Alcune di queste proposte sono già state discusse in Parlamento. In particolare una dozzina d’anni fa, quando venne approntata la regolamentazione detta ‘too big to fail’, poi rivelatasi inapplicabile alla prima concreta occasione (il tracollo di Cs). Osteggiate soprattutto da Plr, Ppd (ora Centro) e Verdi liberali, allora non trovarono una maggioranza.

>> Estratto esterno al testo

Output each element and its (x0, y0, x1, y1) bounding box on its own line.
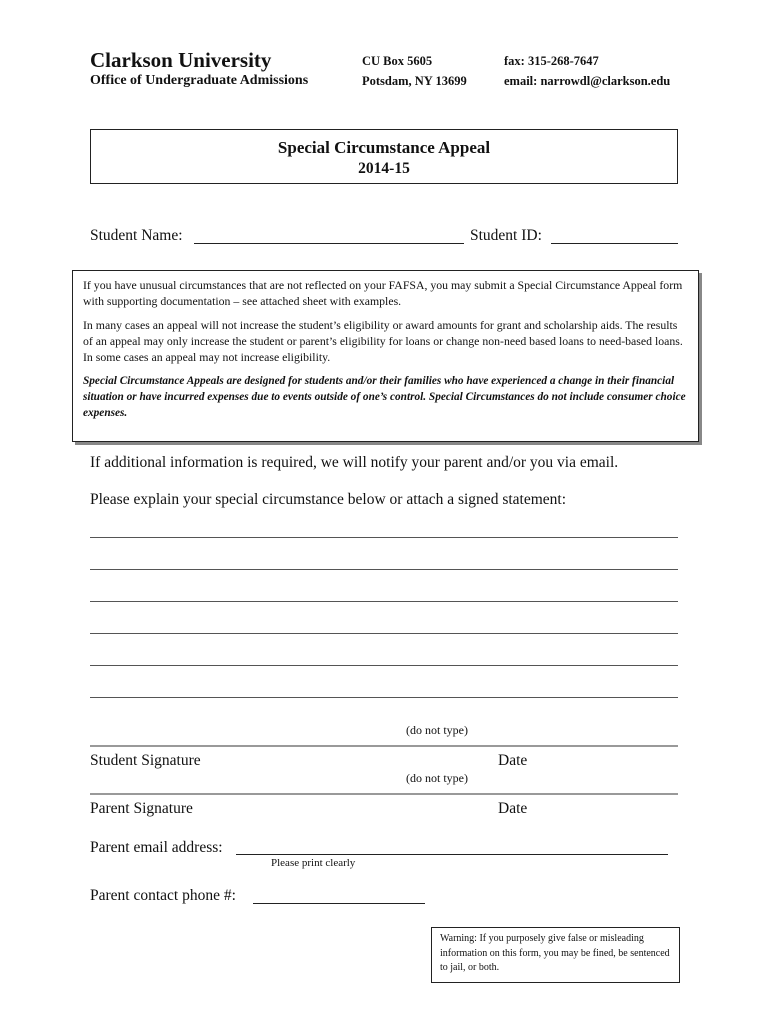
explanation-line[interactable] (90, 601, 678, 602)
parent-phone-label: Parent contact phone #: (90, 887, 236, 904)
print-clearly-note: Please print clearly (271, 857, 356, 869)
info-paragraph: If you have unusual circumstances that are not reflected on your FAFSA, you may submit a Special Circumstance Appeal form with supporting documentation – see attached sheet with examples. (83, 278, 683, 308)
parent-phone-field[interactable] (253, 903, 425, 904)
contact-email: email: narrowdl@clarkson.edu (504, 74, 671, 88)
explanation-line[interactable] (90, 537, 678, 538)
student-id-field[interactable] (551, 243, 678, 244)
student-name-field[interactable] (194, 243, 464, 244)
parent-email-label: Parent email address: (90, 839, 223, 856)
explanation-line[interactable] (90, 697, 678, 698)
notify-text: If additional information is required, we will notify your parent and/or you via email. (90, 454, 619, 471)
form-title-box (90, 129, 678, 184)
explanation-line[interactable] (90, 569, 678, 570)
form-year: 2014-15 (358, 160, 410, 177)
info-paragraph-emphasis: Special Circumstance Appeals are designed for students and/or their families who have experienced a change in their financial situation or have incurred expenses due to events outside of one’s control. Special Circumstances do not include consumer choice expenses. (83, 375, 686, 419)
parent-signature-line[interactable] (90, 793, 678, 795)
student-name-label: Student Name: (90, 227, 183, 244)
student-signature-line[interactable] (90, 745, 678, 747)
explanation-line[interactable] (90, 665, 678, 666)
city-state-zip: Potsdam, NY 13699 (362, 74, 467, 88)
warning-box: Warning: If you purposely give false or misleading information on this form, you may be fined, be sentenced to jail, or both. (431, 927, 680, 983)
info-paragraph: In many cases an appeal will not increase the student’s eligibility or award amounts for grant and scholarship aids. The results of an appeal may only increase the student or parent’s eligibility for loans or change non-need based loans to need-based loans. In some cases an appeal may not increase eligibility. (83, 318, 683, 364)
explanation-line[interactable] (90, 633, 678, 634)
form-title: Special Circumstance Appeal (277, 138, 491, 157)
parent-signature-label: Parent Signature (90, 800, 193, 817)
do-not-type-note: (do not type) (406, 723, 468, 737)
fax-number: fax: 315-268-7647 (504, 54, 599, 68)
student-signature-label: Student Signature (90, 752, 201, 769)
explain-prompt: Please explain your special circumstance below or attach a signed statement: (90, 491, 567, 508)
parent-email-field[interactable] (236, 854, 668, 855)
student-id-label: Student ID: (470, 227, 542, 244)
do-not-type-note: (do not type) (406, 771, 468, 785)
student-date-label: Date (498, 752, 528, 769)
po-box: CU Box 5605 (362, 54, 433, 68)
university-name: Clarkson University (90, 48, 272, 72)
info-box (72, 270, 699, 442)
office-name: Office of Undergraduate Admissions (90, 73, 309, 88)
parent-date-label: Date (498, 800, 528, 817)
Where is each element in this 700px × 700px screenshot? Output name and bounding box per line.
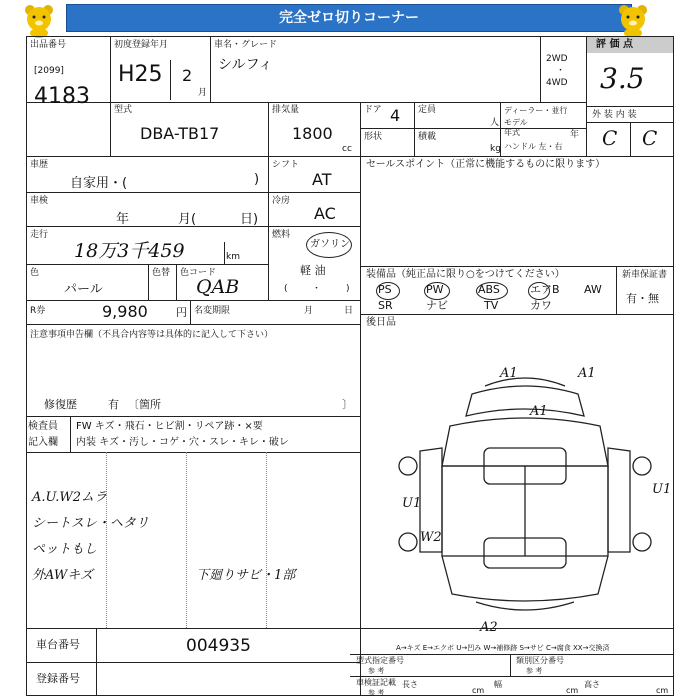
model-label: 型式 [114,105,133,115]
reg-month-unit: 月 [198,88,208,98]
dealer-label: ディーラー・並行 [504,106,568,115]
equip-sr: SR [378,299,393,312]
equip-navi: ナビ [426,299,448,312]
bear-mascot-left-icon [12,2,66,38]
name-change-day: 日 [344,306,354,316]
history-close: ) [254,172,260,187]
repair-place: 〔箇所 [128,398,161,411]
doors: 4 [390,106,401,125]
width-unit: cm [566,686,579,695]
length-unit: cm [472,686,485,695]
vehicle-cert-label: 車検証記載 [356,678,396,687]
load-unit: kg [490,144,501,154]
color-code-label: 色コード [180,268,217,278]
mileage-unit: km [226,252,240,262]
mileage-label: 走行 [30,230,49,240]
capacity-label: 定員 [418,105,437,115]
name-change-month: 月 [304,306,314,316]
drive-dot: ・ [556,66,566,76]
model-code: DBA-TB17 [140,124,220,143]
warranty-label: 新車保証書 [622,270,668,280]
lot-prefix: [2099] [34,66,64,76]
ext-grade: C [602,126,618,150]
capacity-unit: 人 [490,118,500,128]
car-name: シルフィ [218,57,273,73]
repair-label: 修復歴 [44,398,77,411]
recorder-label: 記入欄 [28,437,58,448]
inspection-day: 日) [240,212,259,227]
fuel-other-open: ( [284,284,288,294]
class-ref: 参 考 [526,667,543,675]
handwritten-note-1: A.U.W2ムラ [32,490,108,505]
notes-label: 注意事項申告欄（不具合内容等は具体的に記入して下さい） [30,330,274,340]
fuel-other-dot: ・ [312,284,322,294]
displacement-unit: cc [342,144,352,154]
ac-label: 冷房 [272,196,291,206]
inspection-label: 車検 [30,196,49,206]
damage-mark-left: U1 [402,496,422,511]
equipment-label: 装備品（純正品に限り○をつけてください） [366,269,565,280]
history-value: 自家用・( [70,176,128,191]
banner-title: 完全ゼロ切りコーナー [66,4,632,32]
damage-mark-rear: A2 [480,620,498,635]
damage-legend: A→キズ E→エクボ U→凹み W→補修跡 S→サビ C→腐食 XX→交換済 [396,644,610,652]
color-code: QAB [196,276,240,298]
inspection-month: 月( [178,212,197,227]
int-grade: C [642,126,658,150]
inspect-row1: FW キズ・飛石・ヒビ割・リペア跡・×要 [76,421,263,432]
reg-number-label: 登録番号 [36,672,80,685]
fuel-diesel: 軽 油 [300,264,326,277]
ac-value: AC [314,204,336,223]
equip-aw: AW [584,283,602,296]
lot-number: 4183 [34,84,90,109]
ext-int-label: 外 装 内 装 [592,110,637,120]
fuel-gas: ガソリン [310,239,350,250]
inspection-year: 年 [116,212,130,227]
year-label: 年式 [504,128,520,137]
damage-mark-front-right: A1 [578,366,596,381]
name-label: 車名・グレード [214,40,278,50]
sales-point-label: セールスポイント（正常に機能するものに限ります） [366,159,606,170]
warranty-value: 有・無 [626,292,659,305]
height-label: 高さ [584,680,600,689]
equip-abs: ABS [478,283,500,296]
reg-month: 2 [182,66,193,85]
mileage-value: 18万3千459 [74,240,185,262]
damage-mark-front-left: A1 [500,366,518,381]
handwritten-note-4: 外AWキズ [32,568,93,583]
retrofit-label: 後日品 [366,317,396,328]
score-label: 評 価 点 [596,39,633,50]
drive-4wd: 4WD [546,78,568,88]
equip-ps: PS [378,283,392,296]
recycle-label: R券 [30,306,46,316]
handwritten-note-3: ペットもし [32,542,98,557]
bear-mascot-right-icon [606,2,660,38]
damage-mark-right: U1 [652,482,672,497]
type-cert-label: 型式指定番号 [356,656,404,665]
recycle-value: 9,980 [102,302,148,321]
score-value: 3.5 [600,62,645,95]
vehicle-cert-ref: 参 考 [368,689,385,697]
color-change-label: 色替 [152,268,171,278]
reg-era: H25 [118,62,163,87]
class-label: 類別区分番号 [516,656,564,665]
repair-close: 〕 [342,398,353,411]
year-unit: 年 [570,130,580,140]
name-change-label: 名変期限 [194,306,231,316]
color-label: 色 [30,268,40,278]
damage-mark-hood: A1 [530,404,548,419]
displacement: 1800 [292,124,333,143]
color-value: パール [64,282,103,297]
fuel-other-close: ) [346,284,350,294]
equip-tv: TV [484,299,499,312]
displacement-label: 排気量 [272,105,300,115]
chassis-value: 004935 [186,636,251,656]
inspector-label: 検査員 [28,421,58,432]
chassis-label: 車台番号 [36,638,80,651]
reg-label: 初度登録年月 [114,40,169,50]
doors-label: ドア [364,105,382,115]
damage-mark-left-rear: W2 [420,530,442,545]
type-cert-ref: 参 考 [368,667,385,675]
car-damage-diagram [380,356,670,626]
shift-label: シフト [272,160,300,170]
shift-value: AT [312,170,332,189]
fuel-label: 燃料 [272,230,291,240]
drive-2wd: 2WD [546,54,568,64]
load-label: 積載 [418,132,437,142]
lot-label: 出品番号 [30,40,67,50]
handwritten-right-note: 下廻りサビ・1部 [196,568,296,583]
shape-label: 形状 [364,132,383,142]
length-label: 長さ [402,680,418,689]
handwritten-note-2: シートスレ・ヘタリ [32,516,149,531]
equip-pw: PW [426,283,444,296]
handle-label: ハンドル 左・右 [504,142,563,151]
repair-value: 有 [108,398,119,411]
inspect-row2: 内装 キズ・汚し・コゲ・穴・スレ・キレ・破レ [76,437,289,448]
width-label: 幅 [494,680,502,689]
history-label: 車歴 [30,160,49,170]
equip-airbag: エアB [530,283,560,296]
equip-leather: カワ [530,299,552,312]
height-unit: cm [656,686,669,695]
model-year-label: モデル [504,118,528,127]
recycle-unit: 円 [176,306,187,319]
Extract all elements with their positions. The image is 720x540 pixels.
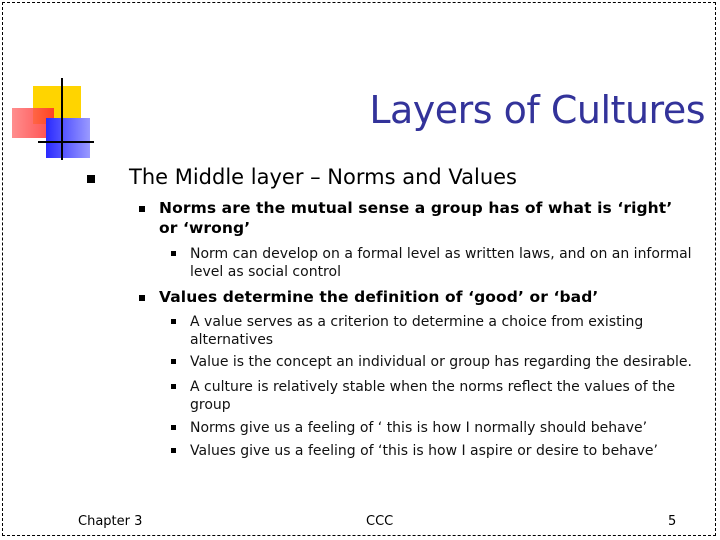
values-item-line1: Value is the concept an individual or group has regarding the desirable. <box>190 354 692 370</box>
values-heading: Values determine the definition of ‘good’ or ‘bad’ <box>159 288 599 306</box>
page-number: 5 <box>668 514 677 529</box>
bullet-icon <box>171 319 176 324</box>
logo-blue-square <box>46 118 90 158</box>
norms-sub-line2: level as social control <box>190 264 341 280</box>
level1-heading: The Middle layer – Norms and Values <box>129 165 517 189</box>
values-item-line1: A culture is relatively stable when the norms reflect the values of the <box>190 379 676 395</box>
slide-title: Layers of Cultures <box>369 88 705 132</box>
values-item-line1: Norms give us a feeling of ‘ this is how I normally should behave’ <box>190 420 648 436</box>
bullet-icon <box>171 425 176 430</box>
bullet-icon <box>139 206 145 212</box>
values-item-line1: Values give us a feeling of ‘this is how I aspire or desire to behave’ <box>190 443 658 459</box>
bullet-icon <box>171 384 176 389</box>
footer-chapter: Chapter 3 <box>78 514 143 529</box>
values-item-line2: group <box>190 397 231 413</box>
values-item-line2: alternatives <box>190 332 274 348</box>
logo-horizontal-line <box>38 141 94 143</box>
norms-heading-line1: Norms are the mutual sense a group has of what is ‘right’ <box>159 199 673 217</box>
bullet-icon <box>171 448 176 453</box>
norms-heading-line2: or ‘wrong’ <box>159 219 251 237</box>
norms-sub-line1: Norm can develop on a formal level as written laws, and on an informal <box>190 246 692 262</box>
slide-logo <box>0 0 100 170</box>
logo-vertical-line <box>61 78 63 160</box>
bullet-icon <box>171 359 176 364</box>
bullet-icon <box>87 175 95 183</box>
footer-center: CCC <box>366 514 394 529</box>
values-item-line1: A value serves as a criterion to determine a choice from existing <box>190 314 644 330</box>
bullet-icon <box>171 251 176 256</box>
bullet-icon <box>139 295 145 301</box>
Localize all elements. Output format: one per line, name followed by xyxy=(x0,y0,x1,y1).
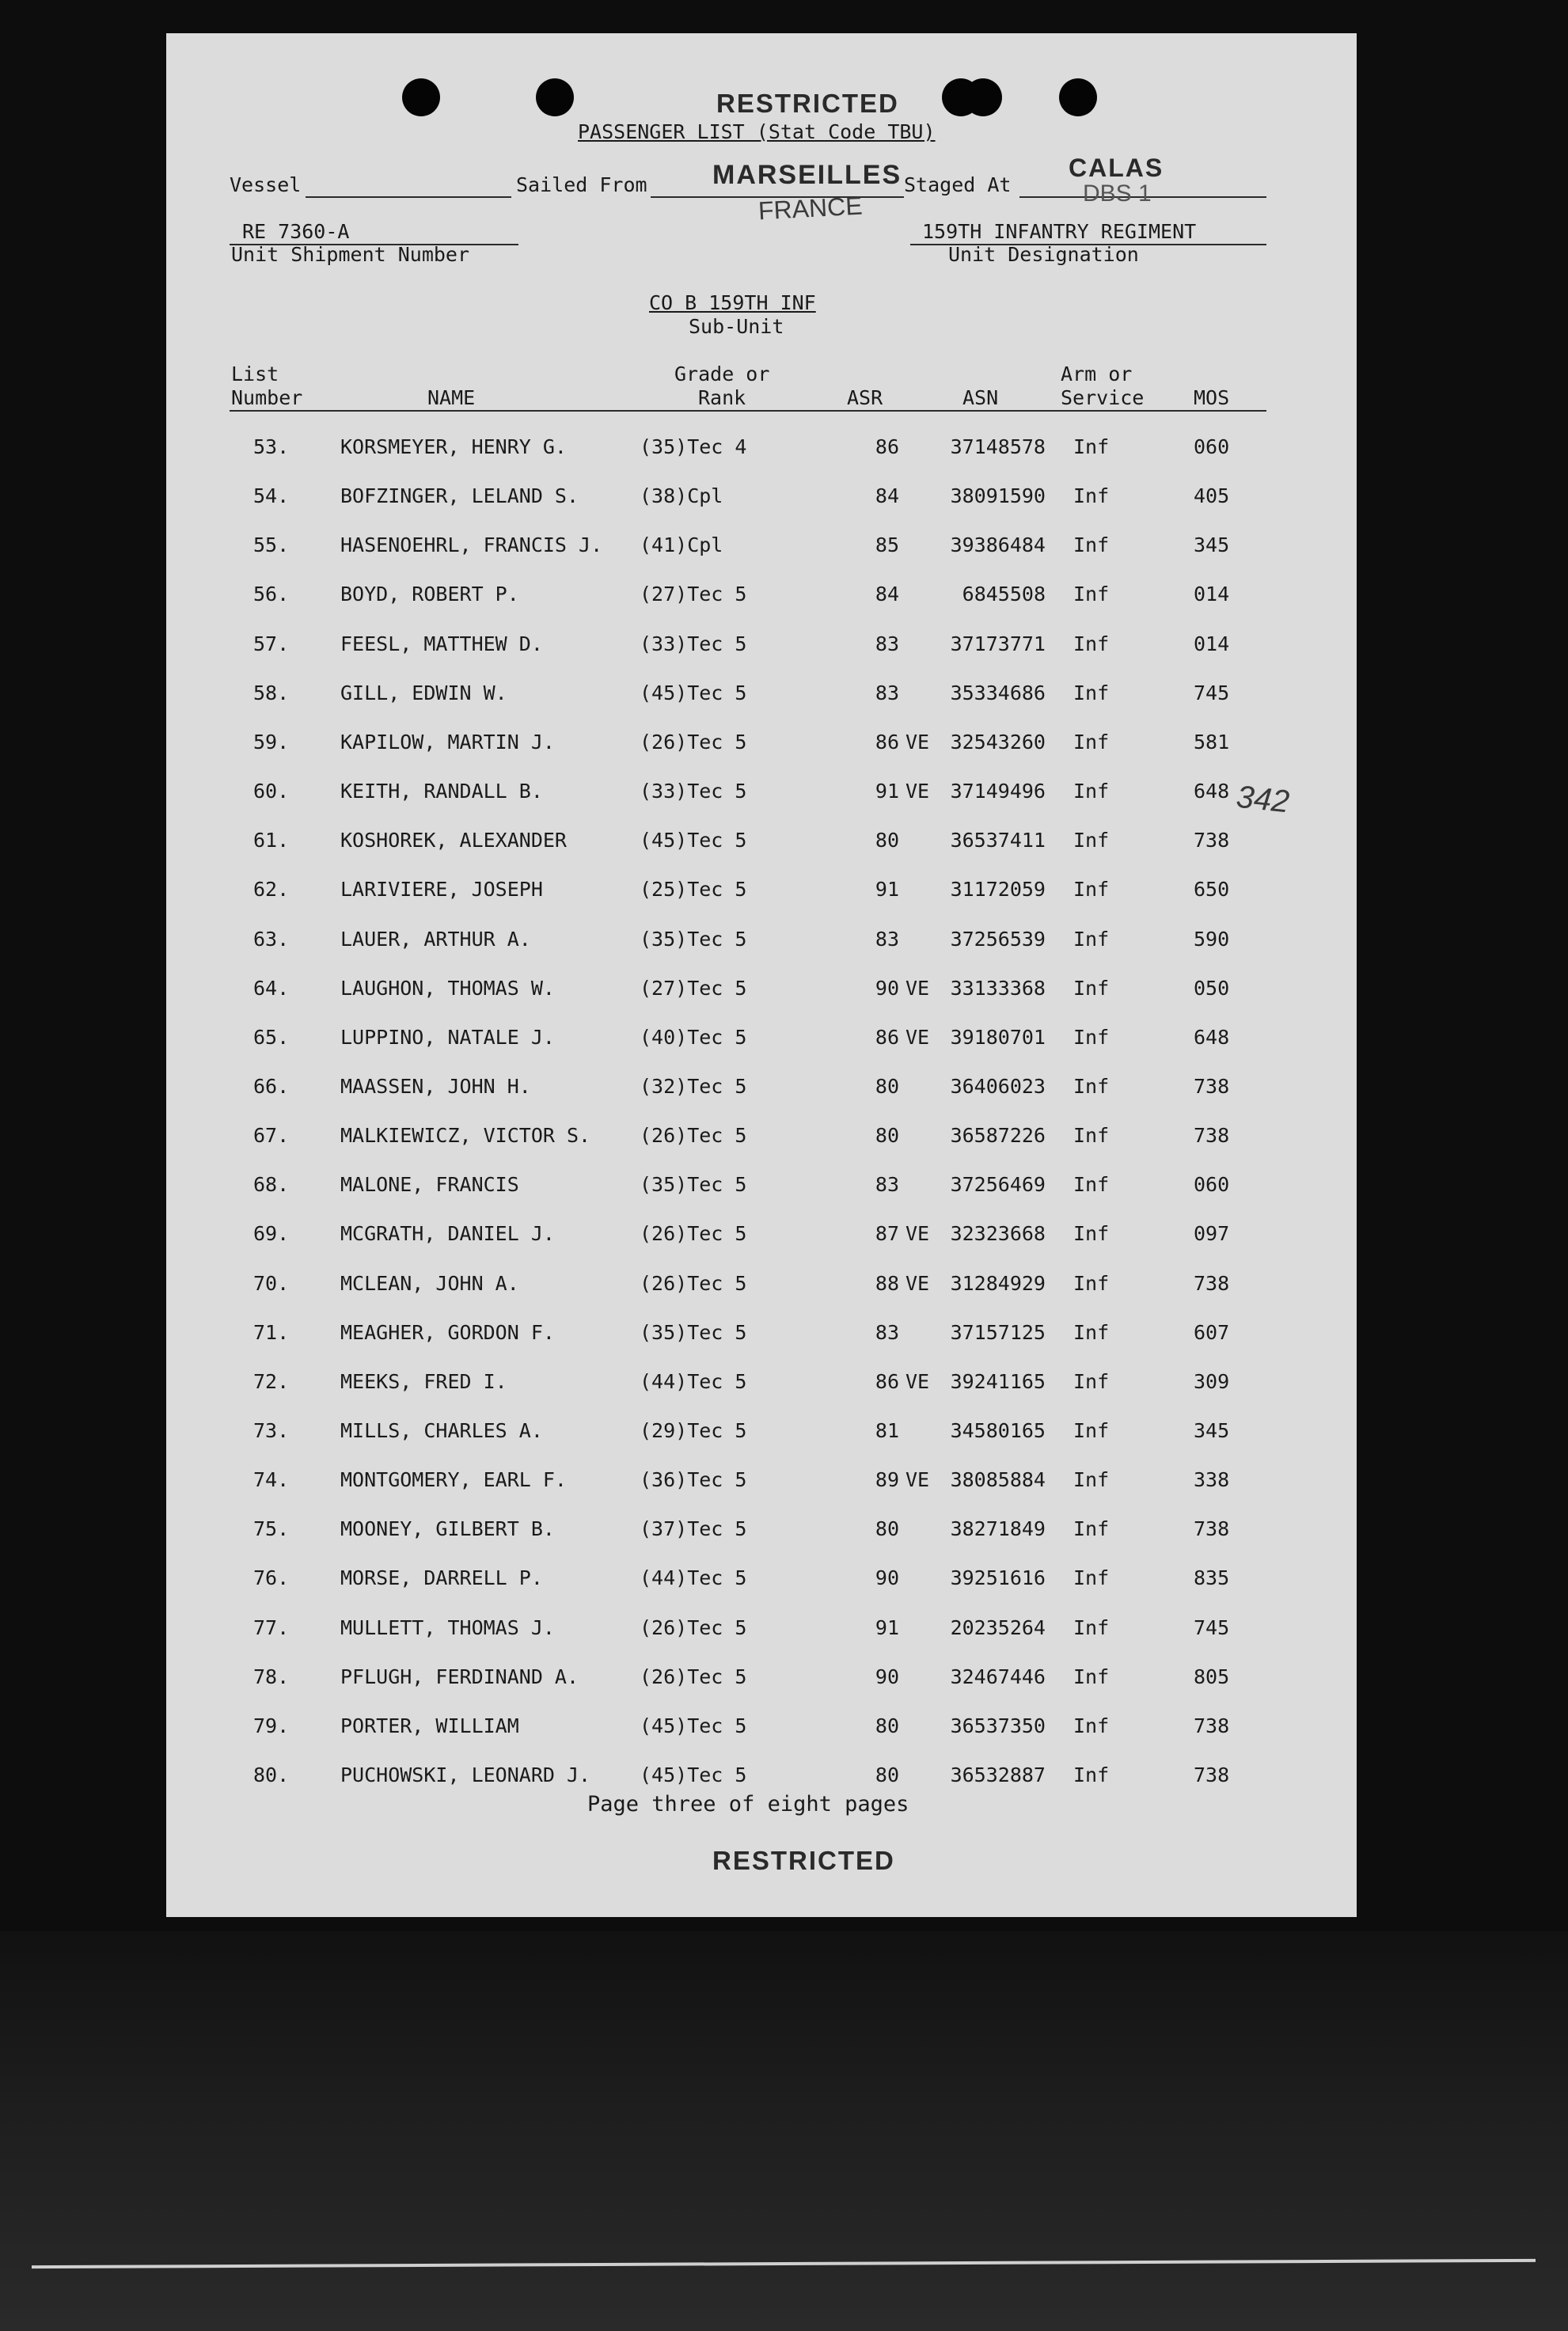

Il Consiglio federale, dal canto suo, ha richiesto un’analisi approfondita degli eventi. Il Dff effettuerà un esame dettagliato delle circostanze che hanno portato al piano d’emergenza e valuterà la regolamentazione delle banche ‘troppo grandi per fallire’ con l’aiuto di esperti esterni, si legge in una nota diffusa mercoledì. Le conclusioni di queste analisi (affidate in parte al professore Manuel Ammann, direttore di un istituto dell’Università di San Gallo finanziato, stando alla ‘Wochenzeitung’, dal… Credit Suisse) saranno presentate entro un anno, nel prossimo rapporto del Consiglio federale sulle banche di rilevanza sistemica. Forse troppo tardi per un Parlamento dove molti scalpitano, ansiosi di darsi da fare in questi ultimi scampoli di legislatura prima delle elezioni federali di ottobre.